Sports League Equity Partner Deals For ESPN? Chapek Says It Doesn't Need Them

Former Walt Disney CEO Bob Chapek doesn't think ESPN needs any minority partners -- like the NFL. The league has been rumored to possibly be in the mix for such a deal.

While Chapek believes extra cash from a minority deal would be a good thing, he says it’s better for ESPN to grow into a one-stop navigation for all things sports. That would dramatically increase its value.

Chapek made these comments as part of a CNBC documentary.

Currently ESPN has a lot going on: Big multi-level streaming plans for the sports network and transitioning and distribution issues for the big sport TV network, as well as a complicated proxy fight Walt Disney is having with Nelson Peltz’s Trian Fund Management.



Nine months ago, current CEO Bob Iger said he would consider selling a minority stake in ESPN to bolster resources and operational needs, which also include a new direct-to-consumer (D2C) offering tentatively slated to launch in the fall of 2025.

Currently, Disney owns an 80% interest in ESPN with a minority stake of 20% owned by Hearst -- an arrangement that has been in place for nearly 30 years.
Although Chapek doesn’t feel that any major changes -- such as another minority investor -- are needed, the analysis from the former senior Disney executives now begs another question.
How do potential sports leagues feel about the complications of a potential major streaming platform “hub” launch -- one co-owned among Disney (ESPN), Fox Corp. and Warner Bros. Discovery, which some insiders are calling “Spulu?”

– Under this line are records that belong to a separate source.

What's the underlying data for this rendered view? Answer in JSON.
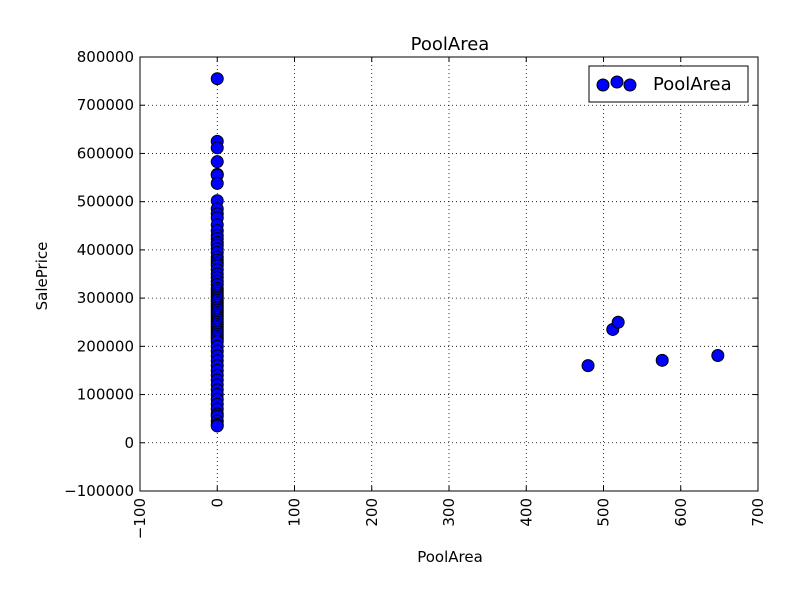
{
  "chart_data": {
    "type": "scatter",
    "title": "PoolArea",
    "xlabel": "PoolArea",
    "ylabel": "SalePrice",
    "xlim": [
      -100,
      700
    ],
    "ylim": [
      -100000,
      800000
    ],
    "x_ticks": [
      -100,
      0,
      100,
      200,
      300,
      400,
      500,
      600,
      700
    ],
    "y_ticks": [
      -100000,
      0,
      100000,
      200000,
      300000,
      400000,
      500000,
      600000,
      700000,
      800000
    ],
    "x_tick_labels": [
      "−100",
      "0",
      "100",
      "200",
      "300",
      "400",
      "500",
      "600",
      "700"
    ],
    "y_tick_labels": [
      "−100000",
      "0",
      "100000",
      "200000",
      "300000",
      "400000",
      "500000",
      "600000",
      "700000",
      "800000"
    ],
    "grid": true,
    "legend_position": "top-right",
    "marker_color": "#0000ff",
    "series": [
      {
        "name": "PoolArea",
        "x": [
          0,
          0,
          0,
          0,
          0,
          0,
          0,
          0,
          0,
          0,
          0,
          0,
          0,
          0,
          0,
          0,
          0,
          0,
          0,
          0,
          0,
          0,
          0,
          0,
          0,
          0,
          0,
          0,
          0,
          0,
          0,
          0,
          0,
          0,
          0,
          0,
          0,
          0,
          0,
          0,
          0,
          0,
          0,
          0,
          0,
          0,
          0,
          0,
          0,
          0,
          0,
          0,
          0,
          0,
          0,
          0,
          0,
          0,
          0,
          0,
          0,
          0,
          0,
          0,
          0,
          0,
          0,
          0,
          0,
          0,
          480,
          512,
          519,
          576,
          648
        ],
        "y": [
          755000,
          625000,
          611657,
          582933,
          556581,
          555000,
          538000,
          501837,
          485000,
          475000,
          466500,
          451950,
          440000,
          430000,
          423000,
          415298,
          410000,
          402000,
          394617,
          385000,
          378500,
          372500,
          367294,
          359100,
          350000,
          342643,
          335000,
          328000,
          320000,
          315000,
          310000,
          305000,
          300000,
          295000,
          290000,
          285000,
          280000,
          275000,
          270000,
          265000,
          260000,
          255000,
          250000,
          245000,
          240000,
          235000,
          230000,
          225000,
          220000,
          215000,
          210000,
          200000,
          190000,
          180000,
          170000,
          160000,
          150000,
          140000,
          130000,
          120000,
          110000,
          100000,
          90000,
          80000,
          70000,
          60000,
          55000,
          45000,
          37900,
          34900,
          160000,
          235000,
          250000,
          171000,
          181000
        ]
      }
    ]
  }
}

It seems that the NFL was a bit miffed about not getting a heads up about those discussions.

In response, Brian Rolapp, chief media and business officer of the NFL, said he believed consumers could get all of the NFL linear TV-network based franchises -- around $20 per month more -- with YouTube TV, a virtual pay TV network seller, priced at around $73/month.

Analysts and TV network executives believe the Disney-Fox-Warner Bros. Spulu platform would cost $40 to $50 a month.

Analysts and Chapek also believe potential ESPN partners --like the NFL -- could complicate things -- especially when certain high-profile sports games/content from each major sport including Major League Baseball, the NBA, and the NHL run opposite each other’s content at times, or demand higher on- and off-air promotional considerations.

Would ESPN be better with a technology/broadband/communications company such as Apple or Verizon -- to better help its future streaming/digital needs that presumably keep evolving? Yes. But perhaps program “discovery” -- including the ability for ESPN to be a “central clearinghouse” -- would be better.

The NFL then, as a ESPN partner, would also need to be sold that when it comes to all TV sports programming -- the powerful, and the less so-- they are in this together. 

Well then, look out for some kumbaya TV-streaming business deals.